Can You Freeze Bread Dough After It's Already Risen?

There are few things that smell better than the aroma of freshly baked bread. And it isn't just the smell of homemade bread that has an appeal. Bread making requires you to work with your hands to mix, knead, shape, and in the case of scored loaves, mark the dough into an edible work of art. As delicious as the end result can be, and no matter how accomplished you may feel after making a loaf, it's often an endeavor that we can reserve for slow weekends at home since making bread from scratch takes some time.

One workaround is to make your dough in the evening, store it in the fridge overnight, and bake it the next day, as King Arthur details. And refrigerated bread dough will actually develop a richer flavor since it ferments while in the fridge. However, what if you have bread dough in your fridge, but your plans change and suddenly you aren't able to bake it the next day? The good news is you don't have to toss it out, you can put the dough in the freezer to make later, but there are some things you need to know before you do that.

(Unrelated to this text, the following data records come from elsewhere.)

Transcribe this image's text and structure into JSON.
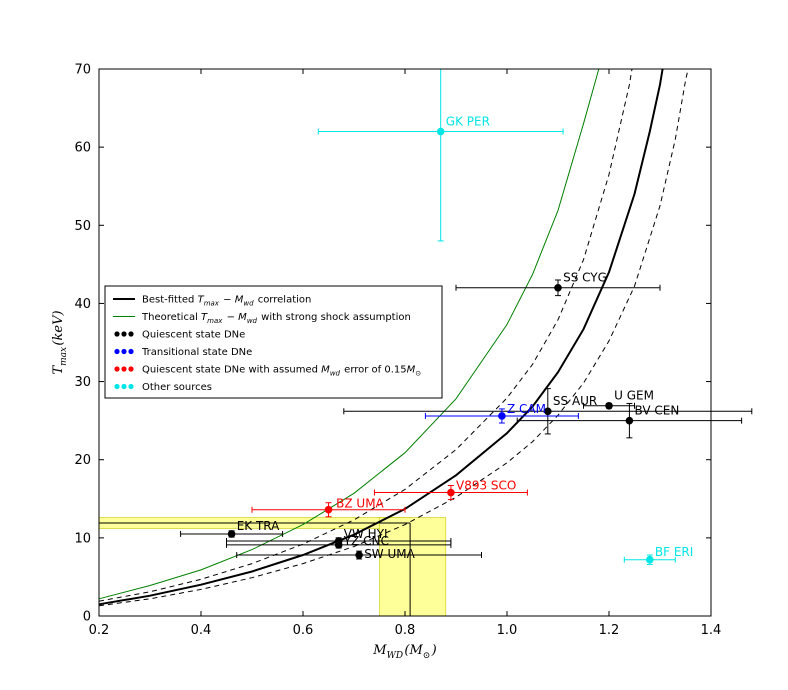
{
  "chart_data": {
    "type": "scatter",
    "title": "",
    "xlabel": "M_WD(M_⊙)",
    "ylabel": "T_max(keV)",
    "xlim": [
      0.2,
      1.4
    ],
    "ylim": [
      0,
      70
    ],
    "xticks": [
      0.2,
      0.4,
      0.6,
      0.8,
      1.0,
      1.2,
      1.4
    ],
    "yticks": [
      0,
      10,
      20,
      30,
      40,
      50,
      60,
      70
    ],
    "xtick_labels": [
      "0.2",
      "0.4",
      "0.6",
      "0.8",
      "1.0",
      "1.2",
      "1.4"
    ],
    "ytick_labels": [
      "0",
      "10",
      "20",
      "30",
      "40",
      "50",
      "60",
      "70"
    ],
    "grid": false,
    "legend_position": "center-left",
    "legend": [
      {
        "key": "fit",
        "kind": "line",
        "color": "#000000",
        "label": "Best-fitted T_max − M_wd correlation"
      },
      {
        "key": "theory",
        "kind": "line",
        "color": "#008000",
        "label": "Theoretical T_max − M_wd with strong shock assumption"
      },
      {
        "key": "quiescent",
        "kind": "dots",
        "color": "#000000",
        "label": "Quiescent state DNe"
      },
      {
        "key": "transitional",
        "kind": "dots",
        "color": "#0000ff",
        "label": "Transitional state DNe"
      },
      {
        "key": "assumed",
        "kind": "dots",
        "color": "#ff0000",
        "label": "Quiescent state DNe with assumed M_wd error of 0.15M_⊙"
      },
      {
        "key": "other",
        "kind": "dots",
        "color": "#00e5e5",
        "label": "Other sources"
      }
    ],
    "colors": {
      "quiescent": "#000000",
      "transitional": "#0000ff",
      "assumed": "#ff0000",
      "other": "#00e5e5",
      "theory": "#008000",
      "highlight": "#ffff99"
    },
    "curves": {
      "fit": [
        [
          0.2,
          1.5
        ],
        [
          0.3,
          2.6
        ],
        [
          0.4,
          4.0
        ],
        [
          0.5,
          5.7
        ],
        [
          0.6,
          7.8
        ],
        [
          0.7,
          10.4
        ],
        [
          0.8,
          13.7
        ],
        [
          0.9,
          18.0
        ],
        [
          1.0,
          23.4
        ],
        [
          1.05,
          26.8
        ],
        [
          1.1,
          31.2
        ],
        [
          1.15,
          36.7
        ],
        [
          1.2,
          44.0
        ],
        [
          1.25,
          54.0
        ],
        [
          1.28,
          62.0
        ],
        [
          1.3,
          68.0
        ],
        [
          1.305,
          70.0
        ]
      ],
      "upper": [
        [
          0.2,
          1.9
        ],
        [
          0.3,
          3.1
        ],
        [
          0.4,
          4.7
        ],
        [
          0.5,
          6.7
        ],
        [
          0.6,
          9.2
        ],
        [
          0.7,
          12.3
        ],
        [
          0.8,
          16.2
        ],
        [
          0.9,
          21.3
        ],
        [
          1.0,
          27.9
        ],
        [
          1.05,
          32.2
        ],
        [
          1.1,
          37.9
        ],
        [
          1.15,
          45.6
        ],
        [
          1.2,
          56.5
        ],
        [
          1.24,
          68.0
        ],
        [
          1.245,
          70.0
        ]
      ],
      "lower": [
        [
          0.2,
          1.3
        ],
        [
          0.3,
          2.2
        ],
        [
          0.4,
          3.4
        ],
        [
          0.5,
          4.9
        ],
        [
          0.6,
          6.7
        ],
        [
          0.7,
          8.9
        ],
        [
          0.8,
          11.7
        ],
        [
          0.9,
          15.2
        ],
        [
          1.0,
          19.6
        ],
        [
          1.05,
          22.3
        ],
        [
          1.1,
          25.7
        ],
        [
          1.15,
          29.8
        ],
        [
          1.2,
          35.2
        ],
        [
          1.25,
          42.2
        ],
        [
          1.3,
          52.5
        ],
        [
          1.33,
          61.0
        ],
        [
          1.35,
          68.5
        ],
        [
          1.355,
          70.0
        ]
      ],
      "theory": [
        [
          0.2,
          2.2
        ],
        [
          0.3,
          3.9
        ],
        [
          0.4,
          5.9
        ],
        [
          0.5,
          8.5
        ],
        [
          0.6,
          11.7
        ],
        [
          0.7,
          15.7
        ],
        [
          0.8,
          20.9
        ],
        [
          0.9,
          27.8
        ],
        [
          1.0,
          37.3
        ],
        [
          1.05,
          43.7
        ],
        [
          1.1,
          51.9
        ],
        [
          1.15,
          63.0
        ],
        [
          1.18,
          70.0
        ]
      ]
    },
    "highlight": {
      "hband_y": [
        11.2,
        12.6
      ],
      "hband_x_end": 0.81,
      "vband_x": [
        0.75,
        0.88
      ],
      "vband_y_top": 12.6,
      "crosshair_x": 0.81,
      "crosshair_y": 11.9
    },
    "sources": [
      {
        "name": "GK PER",
        "group": "other",
        "x": 0.87,
        "y": 62.0,
        "xerr": [
          0.24,
          0.24
        ],
        "yerr": [
          14.0,
          8.0
        ],
        "label_dx": 0.01,
        "label_dy": 0.8,
        "anchor": "start"
      },
      {
        "name": "SS CYG",
        "group": "quiescent",
        "x": 1.1,
        "y": 42.0,
        "xerr": [
          0.2,
          0.2
        ],
        "yerr": [
          1.0,
          1.0
        ],
        "label_dx": 0.01,
        "label_dy": 0.8,
        "anchor": "start"
      },
      {
        "name": "SS AUR",
        "group": "quiescent",
        "x": 1.08,
        "y": 26.2,
        "xerr": [
          0.4,
          0.4
        ],
        "yerr": [
          2.9,
          2.9
        ],
        "label_dx": 0.01,
        "label_dy": 0.8,
        "anchor": "start"
      },
      {
        "name": "U GEM",
        "group": "quiescent",
        "x": 1.2,
        "y": 26.9,
        "xerr": [
          0.05,
          0.05
        ],
        "yerr": [
          0.3,
          0.3
        ],
        "label_dx": 0.01,
        "label_dy": 0.8,
        "anchor": "start"
      },
      {
        "name": "BV CEN",
        "group": "quiescent",
        "x": 1.24,
        "y": 25.0,
        "xerr": [
          0.22,
          0.22
        ],
        "yerr": [
          2.2,
          2.2
        ],
        "label_dx": 0.01,
        "label_dy": 0.8,
        "anchor": "start"
      },
      {
        "name": "Z CAM",
        "group": "transitional",
        "x": 0.99,
        "y": 25.6,
        "xerr": [
          0.15,
          0.15
        ],
        "yerr": [
          0.9,
          0.9
        ],
        "label_dx": 0.01,
        "label_dy": 0.4,
        "anchor": "start"
      },
      {
        "name": "V893 SCO",
        "group": "assumed",
        "x": 0.89,
        "y": 15.8,
        "xerr": [
          0.15,
          0.15
        ],
        "yerr": [
          0.9,
          0.9
        ],
        "label_dx": 0.01,
        "label_dy": 0.4,
        "anchor": "start"
      },
      {
        "name": "BZ UMA",
        "group": "assumed",
        "x": 0.65,
        "y": 13.6,
        "xerr": [
          0.15,
          0.15
        ],
        "yerr": [
          0.9,
          0.9
        ],
        "label_dx": 0.015,
        "label_dy": 0.3,
        "anchor": "start"
      },
      {
        "name": "EK TRA",
        "group": "quiescent",
        "x": 0.46,
        "y": 10.5,
        "xerr": [
          0.1,
          0.1
        ],
        "yerr": [
          0.4,
          0.4
        ],
        "label_dx": 0.01,
        "label_dy": 0.5,
        "anchor": "start"
      },
      {
        "name": "VW HYI",
        "group": "quiescent",
        "x": 0.67,
        "y": 9.6,
        "xerr": [
          0.22,
          0.22
        ],
        "yerr": [
          0.4,
          0.4
        ],
        "label_dx": 0.01,
        "label_dy": 0.4,
        "anchor": "start"
      },
      {
        "name": "YZ CNC",
        "group": "quiescent",
        "x": 0.67,
        "y": 9.1,
        "xerr": [
          0.22,
          0.22
        ],
        "yerr": [
          0.4,
          0.4
        ],
        "label_dx": 0.01,
        "label_dy": 0.0,
        "anchor": "start"
      },
      {
        "name": "SW UMA",
        "group": "quiescent",
        "x": 0.71,
        "y": 7.8,
        "xerr": [
          0.24,
          0.24
        ],
        "yerr": [
          0.5,
          0.5
        ],
        "label_dx": 0.01,
        "label_dy": -0.4,
        "anchor": "start"
      },
      {
        "name": "BF ERI",
        "group": "other",
        "x": 1.28,
        "y": 7.2,
        "xerr": [
          0.05,
          0.05
        ],
        "yerr": [
          0.6,
          0.6
        ],
        "label_dx": 0.01,
        "label_dy": 0.5,
        "anchor": "start"
      }
    ]
  }
}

Timing is the key to success

Bread dough can be frozen, but the key is to make sure you place it in the freezer at the right time. As The Spruce Eats reports, a bread dough that's made using yeast can be frozen, as long as you've shaped it and it has gone through its first rise. This step is important and will determine the success of your bread, since according to Bob's Red Mill, ensuring the proper amount of time for a dough's rise is what gives bread its desired fluffy texture.

Some bread only requires one rise, such as English muffin dough, although many need a second rise. And MasterClass notes that frozen bread dough that's been through its first rise can rise a second time, it just needs to thaw first. If you don't have time to let your dough go through the first rise before freezing, Taste of Home reports that it is possible to bake bread from frozen dough that hasn't risen. 

The article cautions that the dough will need to thaw overnight in the fridge first, and then it will need to rest in a warm place to rise but know that this method means it can take up to two times as long for the dough to reach its first rise. So, no matter which method you opt for, putting the dough in the freezer means a freshly baked loaf of bread is always within reach.